Verify the claim, do not just trust it
A policy can say on-device and still be wrong or outdated. The fastest way to check is a thirty second test. Turn off Wi-Fi, open any app, and try to dictate. If transcription works fully offline, the speech model is genuinely running on your Mac. If it stalls or errors out, it needed the network, which means it was sending your audio somewhere. This test is more honest than any paragraph of legalese, and it works for any tool. We cover it in more depth in our guide to whether on-device dictation is actually private.

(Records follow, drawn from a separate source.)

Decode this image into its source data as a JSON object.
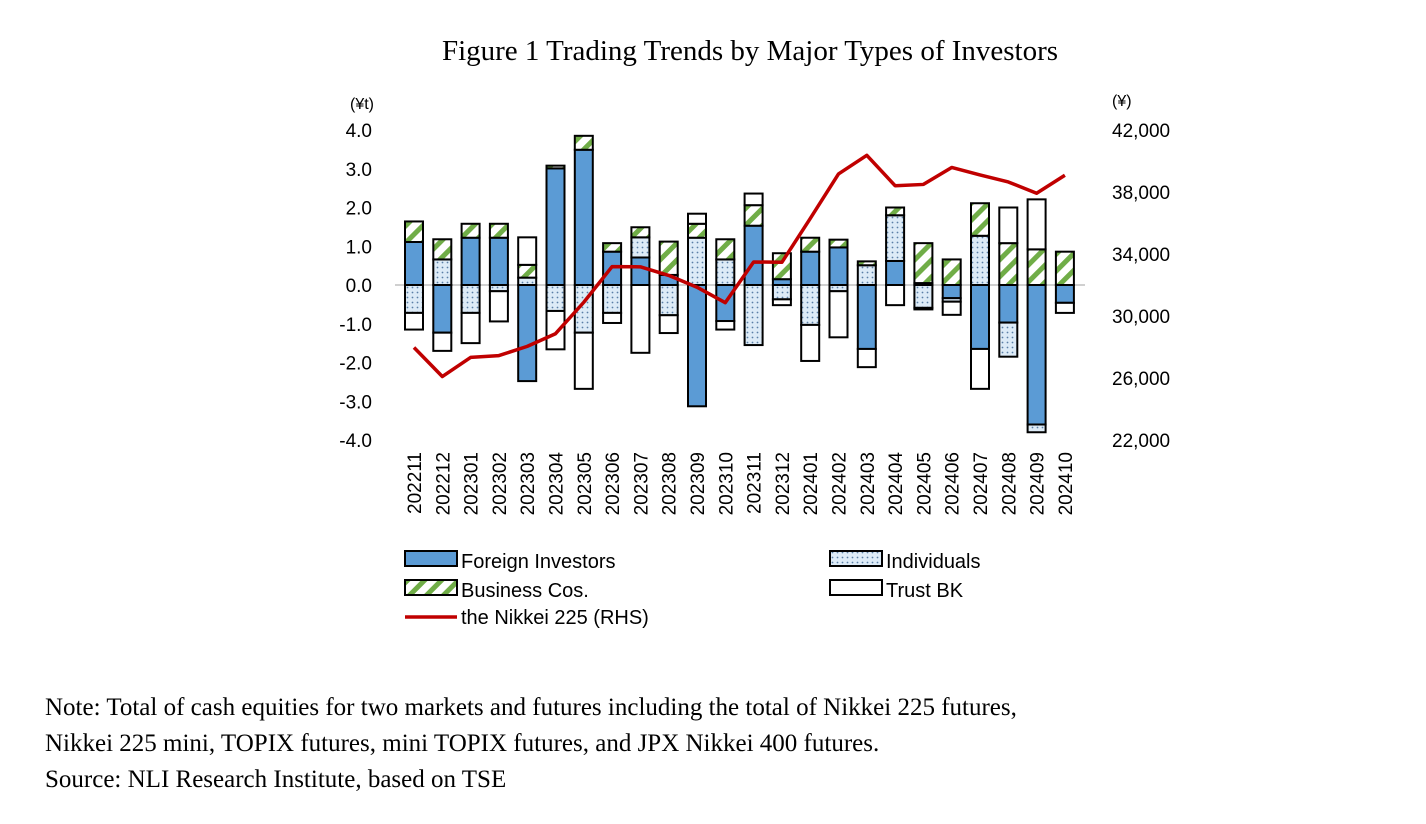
{
  "chart_data": {
    "type": "bar",
    "title": "Figure 1 Trading Trends by Major Types of Investors",
    "left_unit": "(¥t)",
    "right_unit": "(¥)",
    "ylim": [
      -4.0,
      4.0
    ],
    "y_ticks": [
      "4.0",
      "3.0",
      "2.0",
      "1.0",
      "0.0",
      "-1.0",
      "-2.0",
      "-3.0",
      "-4.0"
    ],
    "y2lim": [
      22000,
      42000
    ],
    "y2_ticks": [
      "42,000",
      "38,000",
      "34,000",
      "30,000",
      "26,000",
      "22,000"
    ],
    "categories": [
      "202211",
      "202212",
      "202301",
      "202302",
      "202303",
      "202304",
      "202305",
      "202306",
      "202307",
      "202308",
      "202309",
      "202310",
      "202311",
      "202312",
      "202401",
      "202402",
      "202403",
      "202404",
      "202405",
      "202406",
      "202407",
      "202408",
      "202409",
      "202410"
    ],
    "series": [
      {
        "name": "Foreign Investors",
        "type": "stacked-bar",
        "color": "#5b9bd5",
        "values": [
          1.11,
          -1.23,
          1.22,
          1.22,
          -2.48,
          3.01,
          3.49,
          0.86,
          0.71,
          0.26,
          -3.13,
          -0.93,
          1.53,
          0.15,
          0.86,
          0.97,
          -1.65,
          0.62,
          0.05,
          -0.34,
          -1.65,
          -0.97,
          -3.6,
          -0.46
        ]
      },
      {
        "name": "Individuals",
        "type": "stacked-bar",
        "color": "#ddebf7",
        "values": [
          -0.72,
          0.66,
          -0.72,
          -0.16,
          0.19,
          -0.67,
          -1.23,
          -0.72,
          0.52,
          -0.78,
          1.22,
          0.66,
          -1.55,
          -0.37,
          -1.03,
          -0.16,
          0.51,
          1.18,
          -0.59,
          -0.09,
          1.27,
          -0.88,
          -0.2,
          0.0
        ]
      },
      {
        "name": "Business Cos.",
        "type": "stacked-bar",
        "color": "#70ad47",
        "values": [
          0.53,
          0.52,
          0.36,
          0.36,
          0.33,
          0.07,
          0.36,
          0.22,
          0.26,
          0.86,
          0.36,
          0.52,
          0.53,
          0.67,
          0.36,
          0.2,
          0.1,
          0.2,
          1.03,
          0.66,
          0.84,
          1.08,
          0.92,
          0.86
        ]
      },
      {
        "name": "Trust BK",
        "type": "stacked-bar",
        "color": "#ffffff",
        "values": [
          -0.43,
          -0.47,
          -0.78,
          -0.78,
          0.71,
          -0.99,
          -1.45,
          -0.26,
          -1.75,
          -0.46,
          0.26,
          -0.22,
          0.3,
          -0.15,
          -0.93,
          -1.19,
          -0.47,
          -0.52,
          -0.04,
          -0.34,
          -1.03,
          0.92,
          1.29,
          -0.26
        ]
      },
      {
        "name": "the Nikkei 225 (RHS)",
        "type": "line",
        "axis": "right",
        "color": "#c00000",
        "values": [
          27968,
          26095,
          27327,
          27446,
          28041,
          28856,
          30888,
          33189,
          33172,
          32619,
          31858,
          30859,
          33487,
          33464,
          36287,
          39166,
          40369,
          38406,
          38488,
          39583,
          39102,
          38648,
          37920,
          39081
        ]
      }
    ],
    "legend": [
      "Foreign Investors",
      "Individuals",
      "Business Cos.",
      "Trust BK",
      "the Nikkei 225 (RHS)"
    ],
    "legend_placement": "bottom"
  },
  "notes": {
    "line1": "Note: Total of cash equities for two markets and futures including the total of Nikkei 225 futures,",
    "line2": "Nikkei 225 mini, TOPIX futures, mini TOPIX futures, and JPX Nikkei 400 futures.",
    "source": "Source: NLI Research Institute, based on TSE"
  }
}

It also helps to know that on-device speech recognition is real, mature technology, not a marketing gimmick. Open models like OpenAI's Whisper and NVIDIA's Parakeet run entirely on modern Apple Silicon, which is why a serious app can transcribe accurately without ever touching a server. When a policy claims on-device and the app passes the offline test, the two line up.
Where BlaBlaType lands
BlaBlaType is built so the privacy policy is short to read, because there is little to disclose. Speech recognition runs 100% on-device using local Whisper and Parakeet models, and the AI cleanup that removes filler and fixes punctuation runs on-device through Apple Intelligence. Your audio and transcripts never leave your Mac, so there is no cloud upload, no retention window and no third-party processor to worry about. It is macOS only and optimized for Apple Silicon, works system-wide in any app or text field, and offers a three day free trial with no card. You can read more about the approach on the product overview or compare plans on the pricing page.
Dictation with nothing to hide
Speech recognition and AI cleanup that run entirely on your Mac. Your voice never leaves the device. No card needed for the trial.
Download for macOSOnce you trust where your voice goes, dictation becomes genuinely useful for everyday work. Most people speak around three to four times faster than they type, so private, system-wide voice typing is a real productivity gain, not just a privacy one. For a practical starting point, try our walkthrough on how to dictate emails on Mac.
Frequently asked questions
What is the single most important line in a dictation privacy policy?
Look for a clear statement about where audio is processed. If the policy says transcription happens on your device and audio is never uploaded or stored on servers, that is the strongest signal. If it describes uploading audio to process your request, your voice leaves your Mac.
Does on-device dictation still need a privacy policy?
Yes, because the app may still collect other data such as crash logs, license checks or analytics. A good on-device policy will say audio and transcripts stay on your Mac while being transparent about any account or telemetry data it does handle.
What words in a privacy policy mean my voice is uploaded?
Watch for phrases like send to our servers, process in the cloud, third-party processors, share with partners, train our models, or retain recordings. Any of these usually means your audio leaves your device at some point.
How can I verify a dictation app really works on-device?
Read the policy for an explicit on-device claim, then test it: disconnect from the internet and try dictating. If transcription still works fully offline, the model is running locally on your Mac rather than in the cloud.
Is BlaBlaType on-device, and what does its policy say?
BlaBlaType runs speech recognition 100% on-device using local Whisper and Parakeet models, and the AI cleanup runs on-device through Apple Intelligence. Audio and transcripts never leave your Mac, so there is no cloud upload of your voice to read around.